In a 1985 essay filmmaker and film theorist Thom Andersen cites Robin Blackburn’s observation that middle-class sociology begins to understand modern revolutions only when they fail; he then goes on to say that this applies equally to dramatic art and that films such as The Battle of Algiers, Burn!, and Viva Zapata! idealize and glorify political defeat. The only concern of The Dreamers is its wistful nostalgia, and so it celebrates the failed revolution of May ’68 without even bothering to record its failure, much less analyze it. (Adair’s novel is even worse, insofar as it ends by sentimentally commemorating Truffaut’s Stolen Kisses and its dedication to Langlois. In fact, Langlois got his job back; the students and workers were less successful.)
Narcissism has always played a more important role in Bertolucci’s eroticism than collective sentiment of any kind — including three-way sex or the more sweet-tempered arrangements of Jules and Jim — and Matthew placing a snapshot of Isabelle inside his underpants next to his erect penis is the perfect encapsulation of Bertolucci’s idea of a turn-on. It’s this sort of narcissism, multiplied by three, that ultimately makes this trio so charmless–they certainly don’t represent any of the things that lured me to Paris or kept me there.
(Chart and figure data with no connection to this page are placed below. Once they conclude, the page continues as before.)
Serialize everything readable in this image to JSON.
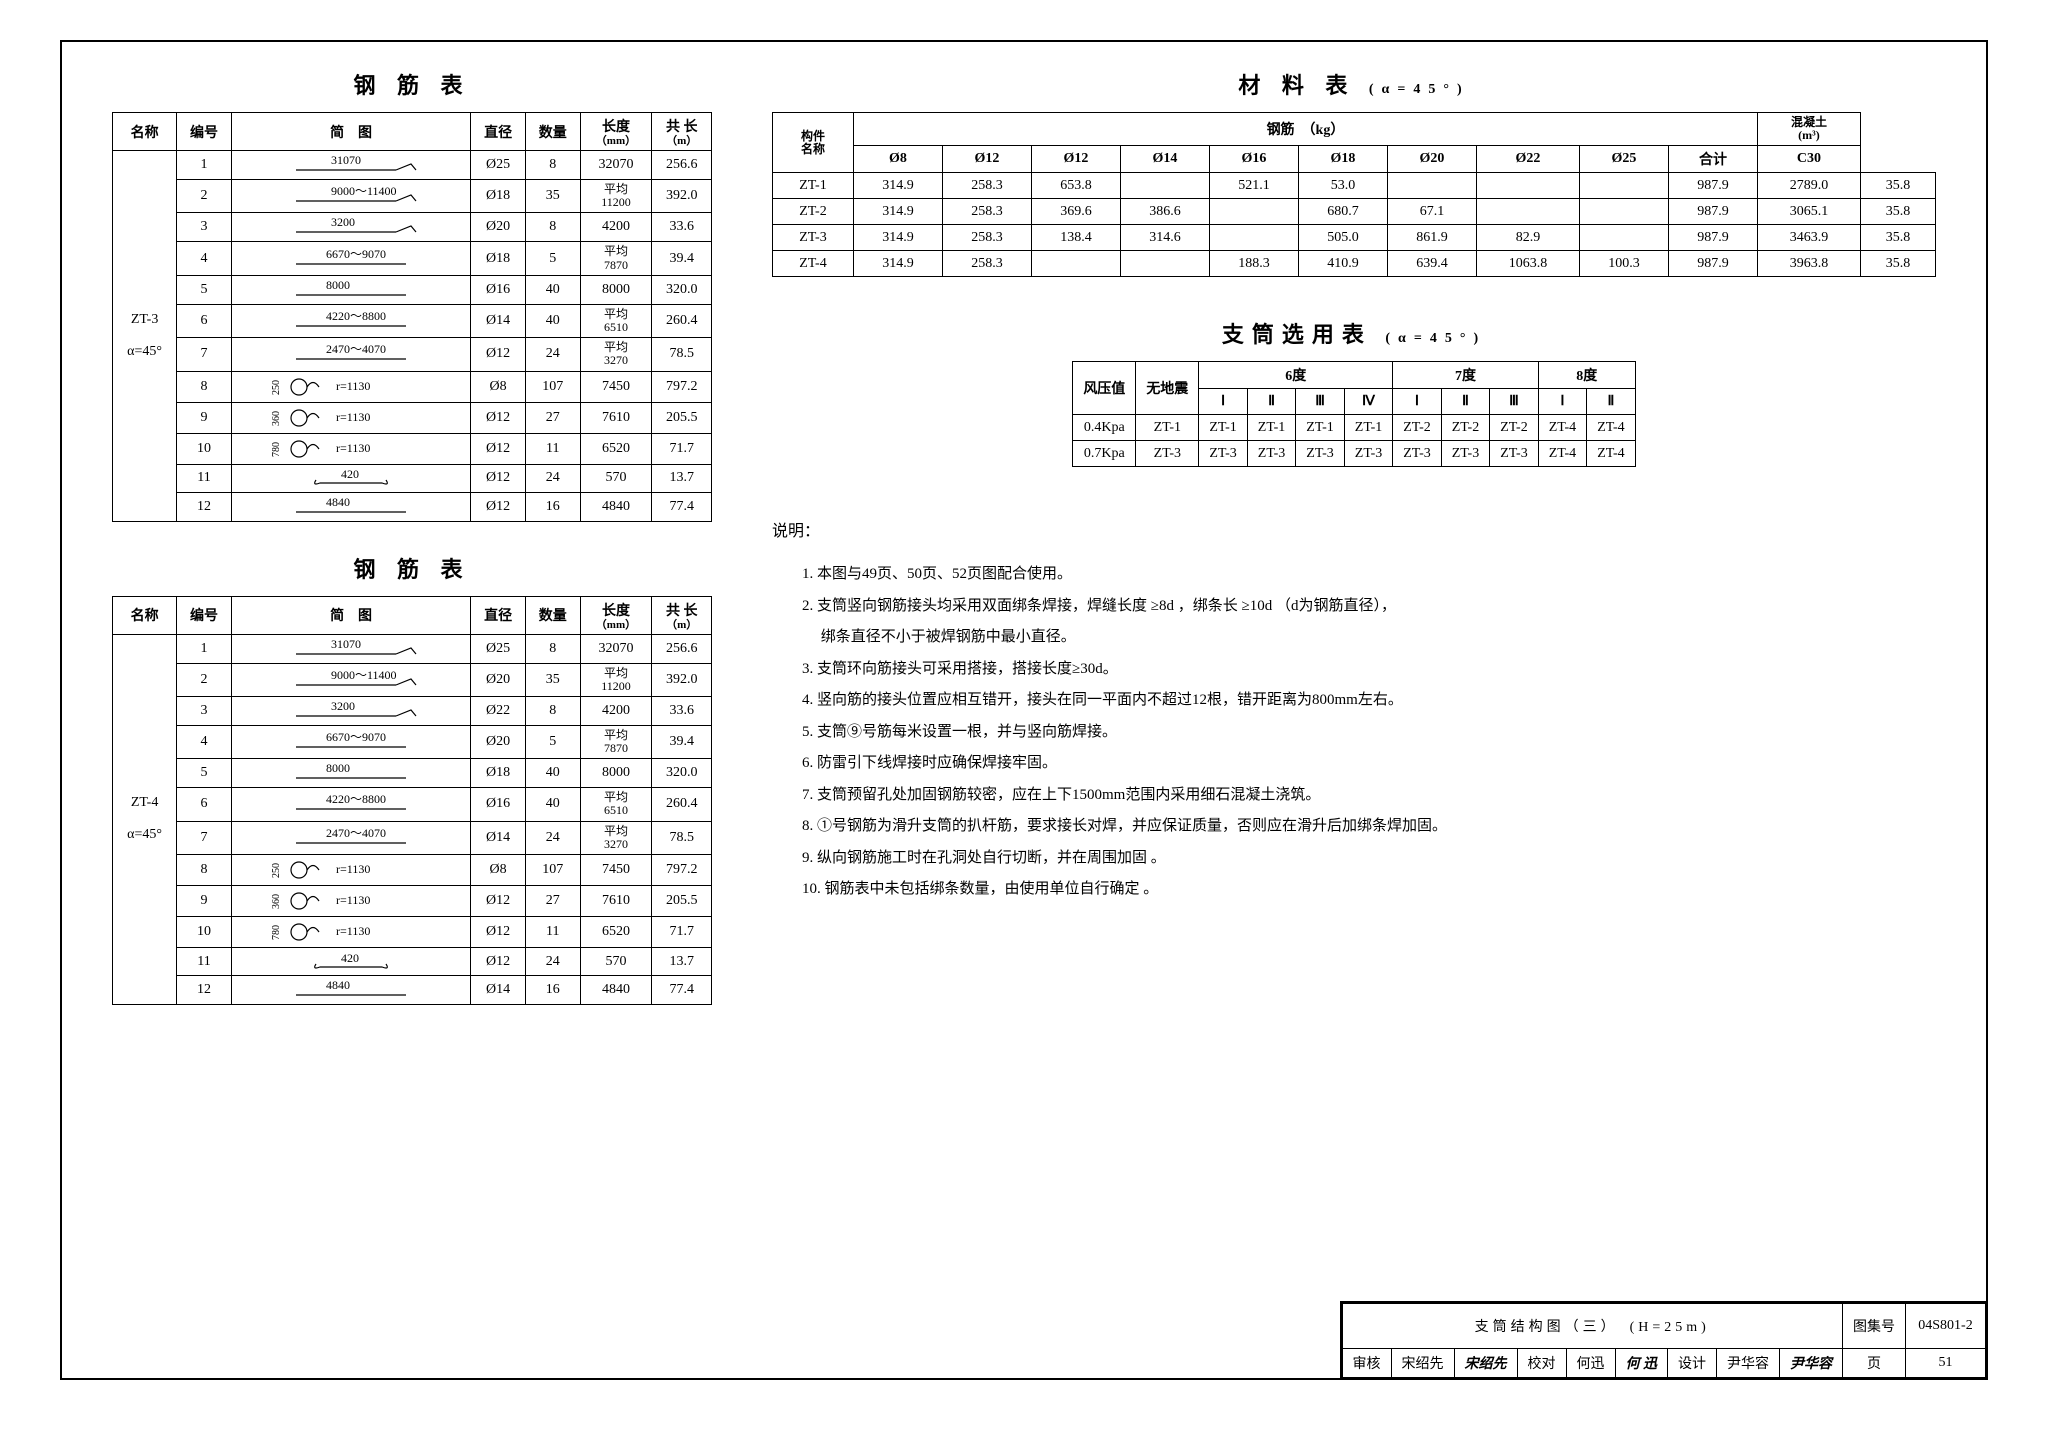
{
  "rebar_tables": [
    {
      "title": "钢 筋 表",
      "name_cell": "ZT-3",
      "alpha_cell": "α=45°",
      "headers": [
        "名称",
        "编号",
        "简　图",
        "直径",
        "数量",
        "长度",
        "共 长"
      ],
      "sub_headers": [
        "",
        "",
        "",
        "",
        "",
        "（mm）",
        "（m）"
      ],
      "rows": [
        {
          "no": "1",
          "diag": "31070",
          "diag_type": "hook",
          "dia": "Ø25",
          "qty": "8",
          "len": "32070",
          "total": "256.6"
        },
        {
          "no": "2",
          "diag": "9000～11400",
          "diag_type": "hook",
          "dia": "Ø18",
          "qty": "35",
          "len": "平均\n11200",
          "total": "392.0"
        },
        {
          "no": "3",
          "diag": "3200",
          "diag_type": "hook",
          "dia": "Ø20",
          "qty": "8",
          "len": "4200",
          "total": "33.6"
        },
        {
          "no": "4",
          "diag": "6670～9070",
          "diag_type": "plain",
          "dia": "Ø18",
          "qty": "5",
          "len": "平均\n7870",
          "total": "39.4"
        },
        {
          "no": "5",
          "diag": "8000",
          "diag_type": "line",
          "dia": "Ø16",
          "qty": "40",
          "len": "8000",
          "total": "320.0"
        },
        {
          "no": "6",
          "diag": "4220～8800",
          "diag_type": "plain",
          "dia": "Ø14",
          "qty": "40",
          "len": "平均\n6510",
          "total": "260.4"
        },
        {
          "no": "7",
          "diag": "2470～4070",
          "diag_type": "plain",
          "dia": "Ø12",
          "qty": "24",
          "len": "平均\n3270",
          "total": "78.5"
        },
        {
          "no": "8",
          "diag": "r=1130",
          "diag_type": "ring",
          "ring": "250",
          "dia": "Ø8",
          "qty": "107",
          "len": "7450",
          "total": "797.2"
        },
        {
          "no": "9",
          "diag": "r=1130",
          "diag_type": "ring",
          "ring": "360",
          "dia": "Ø12",
          "qty": "27",
          "len": "7610",
          "total": "205.5"
        },
        {
          "no": "10",
          "diag": "r=1130",
          "diag_type": "ring",
          "ring": "780",
          "dia": "Ø12",
          "qty": "11",
          "len": "6520",
          "total": "71.7"
        },
        {
          "no": "11",
          "diag": "420",
          "diag_type": "tie",
          "dia": "Ø12",
          "qty": "24",
          "len": "570",
          "total": "13.7"
        },
        {
          "no": "12",
          "diag": "4840",
          "diag_type": "line",
          "dia": "Ø12",
          "qty": "16",
          "len": "4840",
          "total": "77.4"
        }
      ]
    },
    {
      "title": "钢 筋 表",
      "name_cell": "ZT-4",
      "alpha_cell": "α=45°",
      "headers": [
        "名称",
        "编号",
        "简　图",
        "直径",
        "数量",
        "长度",
        "共 长"
      ],
      "sub_headers": [
        "",
        "",
        "",
        "",
        "",
        "（mm）",
        "（m）"
      ],
      "rows": [
        {
          "no": "1",
          "diag": "31070",
          "diag_type": "hook",
          "dia": "Ø25",
          "qty": "8",
          "len": "32070",
          "total": "256.6"
        },
        {
          "no": "2",
          "diag": "9000～11400",
          "diag_type": "hook",
          "dia": "Ø20",
          "qty": "35",
          "len": "平均\n11200",
          "total": "392.0"
        },
        {
          "no": "3",
          "diag": "3200",
          "diag_type": "hook",
          "dia": "Ø22",
          "qty": "8",
          "len": "4200",
          "total": "33.6"
        },
        {
          "no": "4",
          "diag": "6670～9070",
          "diag_type": "plain",
          "dia": "Ø20",
          "qty": "5",
          "len": "平均\n7870",
          "total": "39.4"
        },
        {
          "no": "5",
          "diag": "8000",
          "diag_type": "line",
          "dia": "Ø18",
          "qty": "40",
          "len": "8000",
          "total": "320.0"
        },
        {
          "no": "6",
          "diag": "4220～8800",
          "diag_type": "plain",
          "dia": "Ø16",
          "qty": "40",
          "len": "平均\n6510",
          "total": "260.4"
        },
        {
          "no": "7",
          "diag": "2470～4070",
          "diag_type": "plain",
          "dia": "Ø14",
          "qty": "24",
          "len": "平均\n3270",
          "total": "78.5"
        },
        {
          "no": "8",
          "diag": "r=1130",
          "diag_type": "ring",
          "ring": "250",
          "dia": "Ø8",
          "qty": "107",
          "len": "7450",
          "total": "797.2"
        },
        {
          "no": "9",
          "diag": "r=1130",
          "diag_type": "ring",
          "ring": "360",
          "dia": "Ø12",
          "qty": "27",
          "len": "7610",
          "total": "205.5"
        },
        {
          "no": "10",
          "diag": "r=1130",
          "diag_type": "ring",
          "ring": "780",
          "dia": "Ø12",
          "qty": "11",
          "len": "6520",
          "total": "71.7"
        },
        {
          "no": "11",
          "diag": "420",
          "diag_type": "tie",
          "dia": "Ø12",
          "qty": "24",
          "len": "570",
          "total": "13.7"
        },
        {
          "no": "12",
          "diag": "4840",
          "diag_type": "line",
          "dia": "Ø14",
          "qty": "16",
          "len": "4840",
          "total": "77.4"
        }
      ]
    }
  ],
  "material_table": {
    "title": "材 料 表",
    "title_suffix": "(α=45°)",
    "header1": [
      "构件\n名称",
      "钢筋　（kg）",
      "混凝土\n(m³)"
    ],
    "header2": [
      "Ø8",
      "Ø12",
      "Ø12",
      "Ø14",
      "Ø16",
      "Ø18",
      "Ø20",
      "Ø22",
      "Ø25",
      "合计",
      "C30"
    ],
    "rows": [
      [
        "ZT-1",
        "314.9",
        "258.3",
        "653.8",
        "",
        "521.1",
        "53.0",
        "",
        "",
        "",
        "987.9",
        "2789.0",
        "35.8"
      ],
      [
        "ZT-2",
        "314.9",
        "258.3",
        "369.6",
        "386.6",
        "",
        "680.7",
        "67.1",
        "",
        "",
        "987.9",
        "3065.1",
        "35.8"
      ],
      [
        "ZT-3",
        "314.9",
        "258.3",
        "138.4",
        "314.6",
        "",
        "505.0",
        "861.9",
        "82.9",
        "",
        "987.9",
        "3463.9",
        "35.8"
      ],
      [
        "ZT-4",
        "314.9",
        "258.3",
        "",
        "",
        "188.3",
        "410.9",
        "639.4",
        "1063.8",
        "100.3",
        "987.9",
        "3963.8",
        "35.8"
      ]
    ]
  },
  "selection_table": {
    "title": "支筒选用表",
    "title_suffix": "(α=45°)",
    "header1": [
      "风压值",
      "无地震",
      "6度",
      "7度",
      "8度"
    ],
    "header2": [
      "Ⅰ",
      "Ⅱ",
      "Ⅲ",
      "Ⅳ",
      "Ⅰ",
      "Ⅱ",
      "Ⅲ",
      "Ⅰ",
      "Ⅱ"
    ],
    "rows": [
      [
        "0.4Kpa",
        "ZT-1",
        "ZT-1",
        "ZT-1",
        "ZT-1",
        "ZT-1",
        "ZT-2",
        "ZT-2",
        "ZT-2",
        "ZT-4",
        "ZT-4"
      ],
      [
        "0.7Kpa",
        "ZT-3",
        "ZT-3",
        "ZT-3",
        "ZT-3",
        "ZT-3",
        "ZT-3",
        "ZT-3",
        "ZT-3",
        "ZT-4",
        "ZT-4"
      ]
    ]
  },
  "notes": {
    "title": "说明：",
    "items": [
      "1. 本图与49页、50页、52页图配合使用。",
      "2. 支筒竖向钢筋接头均采用双面绑条焊接，焊缝长度 ≥8d ，绑条长 ≥10d （d为钢筋直径），\n　 绑条直径不小于被焊钢筋中最小直径。",
      "3. 支筒环向筋接头可采用搭接，搭接长度≥30d。",
      "4. 竖向筋的接头位置应相互错开，接头在同一平面内不超过12根，错开距离为800mm左右。",
      "5. 支筒⑨号筋每米设置一根，并与竖向筋焊接。",
      "6. 防雷引下线焊接时应确保焊接牢固。",
      "7. 支筒预留孔处加固钢筋较密，应在上下1500mm范围内采用细石混凝土浇筑。",
      "8. ①号钢筋为滑升支筒的扒杆筋，要求接长对焊，并应保证质量，否则应在滑升后加绑条焊加固。",
      "9. 纵向钢筋施工时在孔洞处自行切断，并在周围加固 。",
      "10. 钢筋表中未包括绑条数量，由使用单位自行确定 。"
    ]
  },
  "title_block": {
    "main": "支筒结构图（三）　(H=25m)",
    "fields": [
      [
        "审核",
        "宋绍先",
        "宋绍先",
        "校对",
        "何迅",
        "何 迅",
        "设计",
        "尹华容",
        "尹华容",
        "页",
        "51"
      ],
      [
        "图集号",
        "04S801-2"
      ]
    ]
  }
}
Among the things that did was rediscovering America and American movies through the lens of France and seeing how French cinema helped mold American movie culture. And I should point out that the French love of America reflected in the plot of The Dreamers, and Godard’s Breathless before it, continues unabated, even if the American love of France appears to be on the wane. In Paris I visited a shop that sold educational materials for high school teachers, among them DVD study guides for Bowling for Columbine and Elephant. I didn’t buy either but did pick up a special edition of John Ford’s The Searchers that included a documentary about McCarthyism, interactive puzzles about Ford’s camera-angle choices, and other features I’d never expect to find on any American DVD of the film. That same week the cover story of Les Inrockuptibles, a fashionable French arts weekly, was devoted to the efforts of anti-Bush Americans such as Michael Moore and Al Franken.
I don’t mean to imply that France could teach us the same things it did 30-odd years ago, or that Bertolucci’s fantasy can’t serve other needs and whims. But its nostalgia and narcissism are ultimately two versions of the same thing, and neither can reopen cross-cultural channels. Instead they keep this story stuck in the past, frozen and intact and irrelevant. I’d much prefer a fantasy about sex, politics, cinema, or some version of all three that teaches us something new about the present.